Setelah sebelumnya dalam beberapa bulan yang lalu, teori Rudolf Steiner dalam bidang pertanian yang kemudian berkembang menjadi Biodynamic. Gerakan Biodynamic ini secara perlahan mulai dikenal di Indonesia. Beberapa daerah mulai tertarik melakukan pertanian dengan menerapkan pendekatan Biodynamic ini. Pada satu kesempatan, Sekolah Arunika Waldorf pernah mengadakan mini workshop Biodynamic dengan beberapa penggerak yang sudah melakukan praktik Biodynamic di tempatnya.
Arsitektur! Ini yang penting dan tidak kalah menarik dengan bidang lainnya. Di awal semester kedua, Horst Hellman, guru antroposofi kami dari Jerman pernah memberikan kuliah umum di departemen arsitektur Universitas Pendidikan Indonesia. Saat itu ia bawakan tentang bagaimana arsitektur mempunyai pengaruh besar dalam kehidupan manusia. Fokus yang dibahas salah satunya adalah 12 senses of human being.

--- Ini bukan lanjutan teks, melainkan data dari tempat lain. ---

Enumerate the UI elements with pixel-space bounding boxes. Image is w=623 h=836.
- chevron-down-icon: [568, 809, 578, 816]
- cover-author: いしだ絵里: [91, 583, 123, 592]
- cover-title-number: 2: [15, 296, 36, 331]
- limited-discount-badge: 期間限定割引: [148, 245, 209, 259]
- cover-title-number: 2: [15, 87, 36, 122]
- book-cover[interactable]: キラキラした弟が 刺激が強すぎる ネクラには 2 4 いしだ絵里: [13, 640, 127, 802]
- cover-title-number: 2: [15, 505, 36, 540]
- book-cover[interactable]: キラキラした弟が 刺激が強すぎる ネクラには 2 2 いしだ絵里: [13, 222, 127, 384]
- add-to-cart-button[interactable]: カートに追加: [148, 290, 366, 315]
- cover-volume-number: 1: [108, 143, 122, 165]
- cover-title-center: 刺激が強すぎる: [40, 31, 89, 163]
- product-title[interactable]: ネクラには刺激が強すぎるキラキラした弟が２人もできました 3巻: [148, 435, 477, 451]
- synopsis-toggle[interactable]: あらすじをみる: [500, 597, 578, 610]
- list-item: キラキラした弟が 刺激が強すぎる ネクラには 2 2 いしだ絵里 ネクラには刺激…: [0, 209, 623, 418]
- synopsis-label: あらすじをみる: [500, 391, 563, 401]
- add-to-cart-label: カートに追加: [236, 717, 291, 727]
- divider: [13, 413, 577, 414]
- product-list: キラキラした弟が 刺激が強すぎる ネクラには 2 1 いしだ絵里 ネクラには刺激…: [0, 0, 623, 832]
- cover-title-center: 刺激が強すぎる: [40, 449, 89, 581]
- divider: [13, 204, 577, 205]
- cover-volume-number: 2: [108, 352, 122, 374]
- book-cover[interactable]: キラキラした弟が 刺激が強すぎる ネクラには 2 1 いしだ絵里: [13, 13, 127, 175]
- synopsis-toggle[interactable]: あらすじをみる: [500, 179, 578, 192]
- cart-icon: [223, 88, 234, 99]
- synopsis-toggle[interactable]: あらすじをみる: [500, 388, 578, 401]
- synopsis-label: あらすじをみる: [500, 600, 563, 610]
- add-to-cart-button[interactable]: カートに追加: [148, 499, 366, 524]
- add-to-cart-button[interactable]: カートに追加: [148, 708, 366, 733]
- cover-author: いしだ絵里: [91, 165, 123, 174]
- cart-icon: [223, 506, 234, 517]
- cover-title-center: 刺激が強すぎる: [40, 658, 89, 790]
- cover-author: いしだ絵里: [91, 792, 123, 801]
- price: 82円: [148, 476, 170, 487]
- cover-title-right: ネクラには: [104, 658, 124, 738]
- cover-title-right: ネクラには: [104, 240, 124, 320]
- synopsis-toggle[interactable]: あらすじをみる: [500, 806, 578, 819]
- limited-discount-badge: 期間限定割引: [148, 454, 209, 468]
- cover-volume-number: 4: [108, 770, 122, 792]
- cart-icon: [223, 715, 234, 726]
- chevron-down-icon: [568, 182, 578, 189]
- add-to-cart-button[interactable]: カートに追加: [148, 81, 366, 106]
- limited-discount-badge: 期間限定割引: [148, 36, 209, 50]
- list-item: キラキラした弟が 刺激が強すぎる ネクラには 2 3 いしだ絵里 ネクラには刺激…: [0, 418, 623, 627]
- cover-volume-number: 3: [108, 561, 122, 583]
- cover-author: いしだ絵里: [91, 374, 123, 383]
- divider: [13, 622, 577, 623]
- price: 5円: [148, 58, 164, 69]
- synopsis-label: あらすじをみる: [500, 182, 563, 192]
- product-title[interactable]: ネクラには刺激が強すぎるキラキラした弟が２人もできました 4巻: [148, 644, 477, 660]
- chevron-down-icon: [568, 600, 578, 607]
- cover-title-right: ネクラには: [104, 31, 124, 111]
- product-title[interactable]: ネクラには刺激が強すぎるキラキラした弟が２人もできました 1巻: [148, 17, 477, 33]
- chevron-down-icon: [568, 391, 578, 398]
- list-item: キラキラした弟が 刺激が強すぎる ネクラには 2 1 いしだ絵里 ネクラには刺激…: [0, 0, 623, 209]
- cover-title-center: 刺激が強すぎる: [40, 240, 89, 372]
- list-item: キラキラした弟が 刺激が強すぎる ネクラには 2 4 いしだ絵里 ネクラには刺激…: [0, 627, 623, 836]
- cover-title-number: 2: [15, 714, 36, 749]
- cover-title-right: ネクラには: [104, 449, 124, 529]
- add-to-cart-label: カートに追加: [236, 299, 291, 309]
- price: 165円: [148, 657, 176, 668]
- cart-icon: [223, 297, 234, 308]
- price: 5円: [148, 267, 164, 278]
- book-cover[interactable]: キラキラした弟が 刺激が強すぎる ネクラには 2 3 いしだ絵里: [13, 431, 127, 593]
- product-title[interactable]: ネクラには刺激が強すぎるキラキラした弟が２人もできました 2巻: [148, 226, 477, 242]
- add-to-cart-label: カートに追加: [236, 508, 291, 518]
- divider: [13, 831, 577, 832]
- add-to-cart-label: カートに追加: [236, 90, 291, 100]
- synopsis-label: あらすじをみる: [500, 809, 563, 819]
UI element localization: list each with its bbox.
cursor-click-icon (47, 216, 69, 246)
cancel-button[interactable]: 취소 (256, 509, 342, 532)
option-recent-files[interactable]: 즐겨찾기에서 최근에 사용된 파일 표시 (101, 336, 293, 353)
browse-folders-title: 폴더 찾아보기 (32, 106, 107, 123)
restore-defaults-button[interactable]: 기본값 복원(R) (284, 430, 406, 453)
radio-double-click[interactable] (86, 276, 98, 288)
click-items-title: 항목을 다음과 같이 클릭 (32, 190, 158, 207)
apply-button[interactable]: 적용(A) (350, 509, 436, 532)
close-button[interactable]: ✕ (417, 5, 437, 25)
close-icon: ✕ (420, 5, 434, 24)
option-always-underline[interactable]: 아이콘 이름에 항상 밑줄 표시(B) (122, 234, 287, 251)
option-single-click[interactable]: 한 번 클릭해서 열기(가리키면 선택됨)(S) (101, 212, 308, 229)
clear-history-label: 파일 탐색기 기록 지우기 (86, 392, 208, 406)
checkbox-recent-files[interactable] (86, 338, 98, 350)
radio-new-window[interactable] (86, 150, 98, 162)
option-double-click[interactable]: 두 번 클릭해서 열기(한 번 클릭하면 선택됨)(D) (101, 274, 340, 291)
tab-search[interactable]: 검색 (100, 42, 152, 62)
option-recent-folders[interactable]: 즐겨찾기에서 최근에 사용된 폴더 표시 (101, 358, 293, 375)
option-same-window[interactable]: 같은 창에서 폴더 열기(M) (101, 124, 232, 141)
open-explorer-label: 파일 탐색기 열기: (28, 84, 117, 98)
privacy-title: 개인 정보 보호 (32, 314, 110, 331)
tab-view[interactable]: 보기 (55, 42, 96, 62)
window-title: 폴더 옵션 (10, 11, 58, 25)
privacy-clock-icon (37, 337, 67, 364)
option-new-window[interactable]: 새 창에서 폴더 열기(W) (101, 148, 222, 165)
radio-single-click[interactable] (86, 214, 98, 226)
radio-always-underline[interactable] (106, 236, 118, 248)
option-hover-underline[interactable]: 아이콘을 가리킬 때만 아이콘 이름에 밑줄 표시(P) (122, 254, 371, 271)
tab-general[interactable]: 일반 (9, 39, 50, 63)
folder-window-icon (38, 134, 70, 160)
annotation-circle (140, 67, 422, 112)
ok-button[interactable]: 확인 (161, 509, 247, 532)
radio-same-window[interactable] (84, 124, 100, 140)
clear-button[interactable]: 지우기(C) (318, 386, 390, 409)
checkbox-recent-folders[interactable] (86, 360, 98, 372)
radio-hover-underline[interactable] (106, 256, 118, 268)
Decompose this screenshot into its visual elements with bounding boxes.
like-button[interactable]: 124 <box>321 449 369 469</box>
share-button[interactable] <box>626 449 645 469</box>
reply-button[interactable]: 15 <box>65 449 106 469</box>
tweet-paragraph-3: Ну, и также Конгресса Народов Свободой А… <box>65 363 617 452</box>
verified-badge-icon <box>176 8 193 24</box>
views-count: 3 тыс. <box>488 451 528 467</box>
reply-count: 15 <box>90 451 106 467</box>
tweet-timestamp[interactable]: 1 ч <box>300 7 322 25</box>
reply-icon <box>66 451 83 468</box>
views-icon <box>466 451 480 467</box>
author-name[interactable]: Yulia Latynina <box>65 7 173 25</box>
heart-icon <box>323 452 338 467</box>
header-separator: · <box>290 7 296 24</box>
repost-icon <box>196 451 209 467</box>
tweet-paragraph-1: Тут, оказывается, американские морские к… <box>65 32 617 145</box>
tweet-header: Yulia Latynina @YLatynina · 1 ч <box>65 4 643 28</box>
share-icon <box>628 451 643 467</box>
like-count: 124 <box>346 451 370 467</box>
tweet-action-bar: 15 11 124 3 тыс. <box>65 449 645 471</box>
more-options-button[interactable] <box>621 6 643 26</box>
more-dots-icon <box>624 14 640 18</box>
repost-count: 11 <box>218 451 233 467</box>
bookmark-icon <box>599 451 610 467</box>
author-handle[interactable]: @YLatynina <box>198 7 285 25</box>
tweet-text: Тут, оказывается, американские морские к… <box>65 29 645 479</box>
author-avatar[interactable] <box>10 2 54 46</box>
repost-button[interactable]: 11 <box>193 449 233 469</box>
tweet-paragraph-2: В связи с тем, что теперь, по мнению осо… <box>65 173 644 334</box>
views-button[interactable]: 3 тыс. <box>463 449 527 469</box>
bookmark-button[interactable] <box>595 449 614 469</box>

Nah, Kamis yang lalu dalam agenda rutin studi group sisi lain arsitektur ini kembali dibahas. Tiga orang mahasiswa Arsitektur Universitas Parahyangan membawakan materi dengan asyik. Mereka memaparkan bagaimana teori-teori dalam arsitektur yang jika ditarik garis besar memiliki kesamaan dengan konsep yang diusung oleh Rudolf Steiner. Misalnya three fold of human. Bagaimana thinking, feeling, dan willing menjadi sangat mendasar.

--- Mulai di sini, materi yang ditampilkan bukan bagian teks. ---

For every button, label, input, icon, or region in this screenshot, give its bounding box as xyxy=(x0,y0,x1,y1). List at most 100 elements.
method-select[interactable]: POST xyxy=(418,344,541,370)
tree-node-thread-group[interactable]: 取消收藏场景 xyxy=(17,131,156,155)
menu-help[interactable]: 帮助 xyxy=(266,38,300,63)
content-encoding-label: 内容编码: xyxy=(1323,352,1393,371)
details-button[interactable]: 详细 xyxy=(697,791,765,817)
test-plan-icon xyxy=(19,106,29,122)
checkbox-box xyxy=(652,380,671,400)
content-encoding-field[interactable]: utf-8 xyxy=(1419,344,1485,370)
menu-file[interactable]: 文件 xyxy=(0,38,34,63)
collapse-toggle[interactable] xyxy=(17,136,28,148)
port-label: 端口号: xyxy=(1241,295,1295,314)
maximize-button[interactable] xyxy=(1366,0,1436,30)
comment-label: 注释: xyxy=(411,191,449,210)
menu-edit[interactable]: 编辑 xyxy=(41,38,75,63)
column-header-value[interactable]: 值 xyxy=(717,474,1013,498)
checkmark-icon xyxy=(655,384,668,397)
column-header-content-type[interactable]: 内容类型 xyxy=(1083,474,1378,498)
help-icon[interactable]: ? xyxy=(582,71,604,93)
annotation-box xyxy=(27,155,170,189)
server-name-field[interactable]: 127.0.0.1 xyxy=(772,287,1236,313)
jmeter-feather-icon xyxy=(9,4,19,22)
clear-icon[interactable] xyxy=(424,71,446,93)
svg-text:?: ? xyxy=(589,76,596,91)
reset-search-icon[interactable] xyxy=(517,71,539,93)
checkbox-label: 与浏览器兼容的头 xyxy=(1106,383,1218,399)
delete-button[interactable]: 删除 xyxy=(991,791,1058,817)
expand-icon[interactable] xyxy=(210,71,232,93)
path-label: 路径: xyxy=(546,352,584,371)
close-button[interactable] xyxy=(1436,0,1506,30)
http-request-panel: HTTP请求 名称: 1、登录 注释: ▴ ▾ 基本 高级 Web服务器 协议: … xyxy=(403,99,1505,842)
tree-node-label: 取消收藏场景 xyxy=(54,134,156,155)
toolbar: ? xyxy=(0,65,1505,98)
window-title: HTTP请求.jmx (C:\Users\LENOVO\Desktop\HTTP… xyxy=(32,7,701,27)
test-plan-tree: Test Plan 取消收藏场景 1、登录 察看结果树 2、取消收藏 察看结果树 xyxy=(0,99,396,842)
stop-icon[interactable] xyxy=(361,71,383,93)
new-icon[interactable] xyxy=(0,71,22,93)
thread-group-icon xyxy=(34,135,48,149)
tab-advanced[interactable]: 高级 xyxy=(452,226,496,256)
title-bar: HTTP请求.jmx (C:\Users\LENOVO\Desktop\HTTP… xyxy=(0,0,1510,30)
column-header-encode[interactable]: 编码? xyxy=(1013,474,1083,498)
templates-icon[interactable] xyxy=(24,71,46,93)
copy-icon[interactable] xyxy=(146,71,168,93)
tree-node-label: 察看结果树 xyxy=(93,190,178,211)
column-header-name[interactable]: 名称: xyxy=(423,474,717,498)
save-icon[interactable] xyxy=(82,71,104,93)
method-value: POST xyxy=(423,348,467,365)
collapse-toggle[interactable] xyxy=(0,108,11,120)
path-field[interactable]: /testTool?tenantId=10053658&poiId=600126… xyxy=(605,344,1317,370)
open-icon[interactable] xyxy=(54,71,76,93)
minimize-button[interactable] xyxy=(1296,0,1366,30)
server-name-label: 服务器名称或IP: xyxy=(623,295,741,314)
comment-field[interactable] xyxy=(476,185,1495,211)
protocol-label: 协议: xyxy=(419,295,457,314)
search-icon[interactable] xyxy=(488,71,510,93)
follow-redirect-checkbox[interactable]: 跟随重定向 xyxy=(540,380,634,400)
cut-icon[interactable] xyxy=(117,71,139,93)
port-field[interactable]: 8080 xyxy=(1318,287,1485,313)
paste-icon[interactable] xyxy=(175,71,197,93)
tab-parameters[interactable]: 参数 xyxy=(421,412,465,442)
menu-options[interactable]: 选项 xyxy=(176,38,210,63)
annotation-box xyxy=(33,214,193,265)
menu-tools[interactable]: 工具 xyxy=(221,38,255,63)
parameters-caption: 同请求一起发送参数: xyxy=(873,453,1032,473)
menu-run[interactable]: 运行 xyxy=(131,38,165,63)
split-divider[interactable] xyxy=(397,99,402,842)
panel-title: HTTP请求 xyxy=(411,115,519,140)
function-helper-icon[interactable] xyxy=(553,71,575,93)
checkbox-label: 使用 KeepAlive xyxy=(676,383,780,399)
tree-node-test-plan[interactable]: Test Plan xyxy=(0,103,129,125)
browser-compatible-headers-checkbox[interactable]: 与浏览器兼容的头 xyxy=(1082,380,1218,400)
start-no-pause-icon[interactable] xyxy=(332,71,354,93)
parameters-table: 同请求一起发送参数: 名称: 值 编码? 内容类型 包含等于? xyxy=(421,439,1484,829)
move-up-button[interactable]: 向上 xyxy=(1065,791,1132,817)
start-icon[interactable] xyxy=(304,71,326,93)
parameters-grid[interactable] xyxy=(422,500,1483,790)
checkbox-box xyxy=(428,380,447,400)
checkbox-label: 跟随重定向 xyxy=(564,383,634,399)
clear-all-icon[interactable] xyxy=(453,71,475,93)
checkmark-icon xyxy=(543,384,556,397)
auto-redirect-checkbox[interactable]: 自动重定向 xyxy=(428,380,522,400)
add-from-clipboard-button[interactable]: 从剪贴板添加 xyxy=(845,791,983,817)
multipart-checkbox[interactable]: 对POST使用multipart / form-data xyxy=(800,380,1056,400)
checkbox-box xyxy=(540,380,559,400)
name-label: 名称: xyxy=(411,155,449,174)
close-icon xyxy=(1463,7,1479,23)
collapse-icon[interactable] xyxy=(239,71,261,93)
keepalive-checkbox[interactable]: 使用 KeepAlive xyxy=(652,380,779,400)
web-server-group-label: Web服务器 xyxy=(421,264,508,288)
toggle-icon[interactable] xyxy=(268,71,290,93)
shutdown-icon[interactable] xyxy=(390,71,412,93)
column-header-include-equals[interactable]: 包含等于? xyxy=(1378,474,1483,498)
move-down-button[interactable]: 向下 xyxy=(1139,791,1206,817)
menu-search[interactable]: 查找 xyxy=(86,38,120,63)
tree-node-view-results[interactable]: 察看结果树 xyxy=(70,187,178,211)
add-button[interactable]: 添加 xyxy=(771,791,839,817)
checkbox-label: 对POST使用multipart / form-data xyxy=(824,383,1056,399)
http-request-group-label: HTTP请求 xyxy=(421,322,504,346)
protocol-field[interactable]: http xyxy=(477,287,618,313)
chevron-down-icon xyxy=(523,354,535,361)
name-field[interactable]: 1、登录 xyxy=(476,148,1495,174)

Teori Goethe tentang all is leaf juga sangat menarik disampaikan. Semua bentuk mencari kesempurnaan namun semakin mencari kesempurnaan semakin kita akan menemukan sisi lainnya yang juga mencari bentuk sempurna. Tak ada yang abadi. Kalau diandaikan dengan perkembangan manusia, ini sama saja dengan seorang anak TK yang melihat bentuk ideal anak SD. Anak SD melihat bentuk ideal anak SMP, demikian seterusnya dan setelah besar bisa jadi melihat bentuk sempurna itu kembali ke anak-anak.
Sementara dalam teori Rudolf Steiner, Seed is the future plant. Semua memiliki dan membawa potensi masa depan yang terus ia kembangkan sampai memiliki bentuk ideal. Benih ini seperti juga halnya dalam satu teori perkembangan manusia, seorang anak perempuan yang dikandung ibunya itu sudah membawa calon anaknya. Dan demikian seterusnya dari anaknya juga sudah terkandung calon keturunan lainnya.
Salah satu bahasan menarik adalah tentang bagaimana kajian seorang pembahas, Dwita, yang melakukan observasi pada dua bangunan di Sekolah Arunika Waldorf. Ia menelaah bahwa bangunan TK itu layaknya benih yang harus terlindungi. Ruangan dalam yang sejuk, bentuk yang menyerupai benih, tertutup dari luar, cahaya masuk tidak banuaky, terlindungi dari segala yang ada dari luar. Ibarat seorang ibu yang melindungi anaknya. Hangat dan aman untuk anak-anak bergiat di dalam maupun di luar ruangan.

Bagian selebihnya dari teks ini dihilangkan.